Deadly Duo







I have not yet seen Rock Hard Wrestling's latest tag team match, pitting Ethan Andrews and Jason Kane against Austin Cooper and Jake Jenkins, but I need to. Cooper and Jenkins fascinate me as a team because they are so bodaciously bad and beautiful. As I mentioned before in these pages, I've been drawn to the dark side since I was a child--at least to Hollywood's version of the dark side. In movies villains were more stylish, sarcastic, and savvy than the good guys. Their inevitable doom--the most glorious downfalls reserved for the evilest evildoer--struck my immature mind as punishment mostly for their being so damned classy and refined. While all my friends and classmates liked Gregory Peck, Charlton Heston, and James Arness, my favorite movie stars were Vincent Price, Hurd Hatfield, and Paul Stewart. Years later, I realized that American movies stylized the bad guy as "homosexual," even when they could not address sexuality, straight or perverse, directly. I was probably being drawn to the exoticism and sexual otherness of these characters more than to their evil deeds, and it did not help matters that in the 1950s and early 1960s blandness, well scrubbed, shallow, asexual, and homely, equated to virtue.

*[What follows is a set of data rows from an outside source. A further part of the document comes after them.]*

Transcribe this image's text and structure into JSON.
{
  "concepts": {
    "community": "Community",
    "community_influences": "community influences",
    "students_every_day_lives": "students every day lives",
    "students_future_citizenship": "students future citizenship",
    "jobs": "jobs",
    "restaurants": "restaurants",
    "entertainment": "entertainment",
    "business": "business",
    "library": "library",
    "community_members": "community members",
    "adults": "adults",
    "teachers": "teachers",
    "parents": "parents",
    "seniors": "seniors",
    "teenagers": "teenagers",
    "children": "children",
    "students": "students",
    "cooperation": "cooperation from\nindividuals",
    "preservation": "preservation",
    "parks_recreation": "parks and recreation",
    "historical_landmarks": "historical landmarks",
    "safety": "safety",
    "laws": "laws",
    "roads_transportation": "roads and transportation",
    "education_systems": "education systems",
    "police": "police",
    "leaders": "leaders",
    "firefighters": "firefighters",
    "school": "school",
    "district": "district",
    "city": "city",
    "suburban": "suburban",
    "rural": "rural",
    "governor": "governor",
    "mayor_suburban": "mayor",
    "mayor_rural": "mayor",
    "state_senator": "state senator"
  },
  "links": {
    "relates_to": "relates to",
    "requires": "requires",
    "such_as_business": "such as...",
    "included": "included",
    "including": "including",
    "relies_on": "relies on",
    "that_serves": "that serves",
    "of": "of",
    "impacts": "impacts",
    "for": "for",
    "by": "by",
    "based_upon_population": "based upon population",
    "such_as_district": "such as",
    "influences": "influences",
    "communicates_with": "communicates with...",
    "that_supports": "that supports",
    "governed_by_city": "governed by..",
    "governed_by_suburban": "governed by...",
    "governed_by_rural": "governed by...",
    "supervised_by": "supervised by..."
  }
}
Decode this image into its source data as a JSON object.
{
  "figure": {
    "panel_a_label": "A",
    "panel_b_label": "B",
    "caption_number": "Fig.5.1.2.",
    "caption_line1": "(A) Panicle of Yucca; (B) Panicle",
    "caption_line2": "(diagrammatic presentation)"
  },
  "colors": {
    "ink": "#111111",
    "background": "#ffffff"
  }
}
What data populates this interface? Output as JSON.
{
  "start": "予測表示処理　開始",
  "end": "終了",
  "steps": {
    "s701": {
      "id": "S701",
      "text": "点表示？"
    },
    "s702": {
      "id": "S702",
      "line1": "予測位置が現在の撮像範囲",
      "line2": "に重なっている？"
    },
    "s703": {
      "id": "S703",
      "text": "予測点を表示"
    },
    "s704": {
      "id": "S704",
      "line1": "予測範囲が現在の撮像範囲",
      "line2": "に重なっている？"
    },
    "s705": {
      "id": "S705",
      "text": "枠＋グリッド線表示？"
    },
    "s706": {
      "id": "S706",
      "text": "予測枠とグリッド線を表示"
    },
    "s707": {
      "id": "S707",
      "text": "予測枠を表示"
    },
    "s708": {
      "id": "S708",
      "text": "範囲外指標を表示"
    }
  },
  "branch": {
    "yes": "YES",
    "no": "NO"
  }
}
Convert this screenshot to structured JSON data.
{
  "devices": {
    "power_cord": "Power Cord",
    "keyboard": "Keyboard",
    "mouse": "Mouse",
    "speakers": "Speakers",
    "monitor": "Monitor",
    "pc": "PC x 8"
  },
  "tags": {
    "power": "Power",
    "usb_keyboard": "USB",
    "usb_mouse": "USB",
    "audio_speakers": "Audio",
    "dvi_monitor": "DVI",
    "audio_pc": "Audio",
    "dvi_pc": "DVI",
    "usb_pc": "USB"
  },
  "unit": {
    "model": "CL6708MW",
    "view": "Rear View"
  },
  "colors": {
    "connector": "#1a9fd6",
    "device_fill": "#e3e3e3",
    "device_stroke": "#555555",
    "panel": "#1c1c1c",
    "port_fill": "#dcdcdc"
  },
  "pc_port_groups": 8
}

In wrestling tag teams of my youth, the good guys were usually related--brothers, father and son, cousins--thus downplaying the homoeroticism of the team's being a "couple." (Silly me, I was oblivious to the romantic implications of the wrestling tag team until Bard's essay "... In Love and War" almost three years ago.) The bad guys were usually in better physical condition--muscular, elaborately coiffed, smooth--or at least more flamboyantly dressed than the good guys. They were more likely to be foreign ("from parts unknown," a phrase that implied anatomical appendages as much as exotic locales, to me), more likely to artificially match each other: same bleach-blond hair, identical rhinestone smoking jackets. If the heels were billed as brothers, there were sometimes questions whether they were really brothers. What set Austin and Jake apart are their physiques and good cheekbones. Together, as I have said elsewhere, they bring out qualities in each other that are not as evident in their singles matches. Together, they feed each other's vanity and delusions of invincibility. They draw out each other's sadistic streak. It's as if they want to impress each other with how mean they can be.

Of course, there's something fundamentally undemocratic about my fascination with bad boys like Austin and Jake. They don't seem to believe that they were "created equal" with their opponents. They have an aristocratic contempt for the lumpenproletariat. They pamper themselves and hurt their opponents, whom they see as little more as toys they want to break. As a duo, Cooper and Jenkins obviously need to be knocked down a peg or two. Perhaps Andrews and Kane have the  stuff to do this. They have a combined weight advantage over the bad guys, and neither Ethan nor Jason is so squeaky clean as to let escape an opportunity to crack some teeth and muss up some hair in the interest of righting a wrong. Ethan has had a previous run-in with Jake, so there's some interesting history there (as there is in the fact that Ethan's the wrestler who broke his partner Jason in). As I said, I haven't seen the match yet, so I don't know what happens. But I can imagine.